Death for Poor
Death has been “normalized.”
In the media, the death toll is reported every day. There is even, from time to time, reference to some particularly ghastly incident, such as the death of both parents or the wiping out of a family. But the subject is dropped, and the newscast moves on to the next item. There is no acknowledgment that this unmitigated catastrophe requires a massive and immediate response. There is no attempt to examine who is dying, where and under what conditions.
Trump, the fascistic would-be dictator in the White House, has treated the deaths as of no significance— “virtually nobody” is affected, as he put it earlier this year. The entire policy of the Trump administration has been based on preventing any coordinated response to stop the spread of illness and death.
As for President-elect Joe Biden, he casually observed last week that “we’re likely to lose another 250,000 people dead between now and January.” He presented this massive death toll as if it were an unavoidable cosmic event, requiring no immediate action. There was no demand for emergency action to prevent this forecast from being realized. Yesterday, Biden outlined his coronavirus policy, centered on the demand that schools must remain open, which is seen by the ruling class as essential in keeping workers on the job.

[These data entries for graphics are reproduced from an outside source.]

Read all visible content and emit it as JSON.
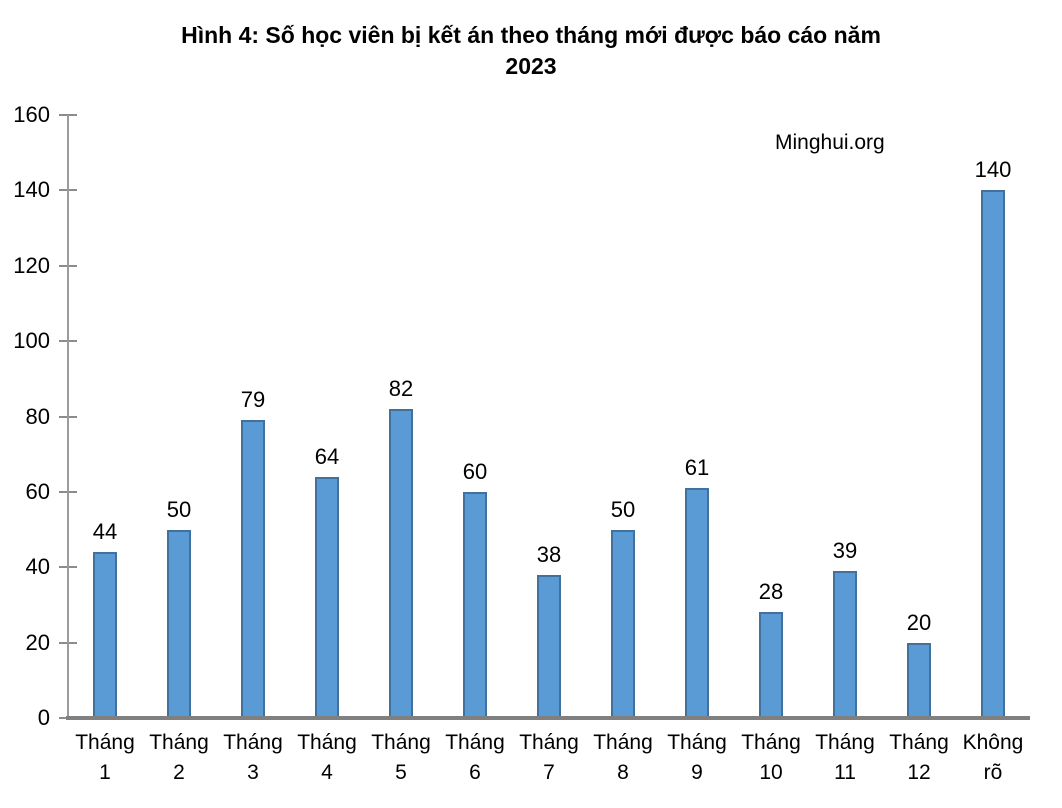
{
  "title": "Hình 4: Số học viên bị kết án theo tháng mới được báo cáo năm\n2023",
  "watermark": "Minghui.org",
  "chart_data": {
    "type": "bar",
    "title": "Hình 4: Số học viên bị kết án theo tháng mới được báo cáo năm 2023",
    "categories": [
      "Tháng 1",
      "Tháng 2",
      "Tháng 3",
      "Tháng 4",
      "Tháng 5",
      "Tháng 6",
      "Tháng 7",
      "Tháng 8",
      "Tháng 9",
      "Tháng 10",
      "Tháng 11",
      "Tháng 12",
      "Không rõ"
    ],
    "values": [
      44,
      50,
      79,
      64,
      82,
      60,
      38,
      50,
      61,
      28,
      39,
      20,
      140
    ],
    "xlabel": "",
    "ylabel": "",
    "ylim": [
      0,
      160
    ],
    "yticks": [
      0,
      20,
      40,
      60,
      80,
      100,
      120,
      140,
      160
    ],
    "grid": false,
    "legend": false,
    "annotation": "Minghui.org",
    "colors": {
      "bar_fill": "#5B9BD5",
      "bar_border": "#41719C",
      "x_axis": "#808080",
      "y_axis": "#9B9B9B",
      "tick": "#8C8C8C",
      "text": "#000000"
    }
  }
}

The normalization of death arises from the decision, rooted in class interests, to treat “economic health” and “human life” as comparable phenomena, with the former prioritized over the latter. Once the legitimacy of the comparison and prioritization is accepted—as it is by the political establishment, the oligarchs and the media—mass death is viewed as unavoidable.
It is from this awful calculus that the slogan emerges, “The cure can’t be worse than the disease.”
Under capitalism, what is meant by “the economy” is the exploitation of the working class. To the extent that the “cure”—that is, the most elementary measures to save lives—impinges on the process of profit accumulation, it is unacceptable. Anything that undermines the extraction of surplus value from the working class, or diverts this surplus value from the capitalists through emergency measures and social services, must be rejected.
From thence the conclusion: Workers must die. When Marx refers to capitalism’s “blind unrestrainable passion, its werewolf hunger for surplus-labor,” these are not just literary phrases. They express the horror of social reality.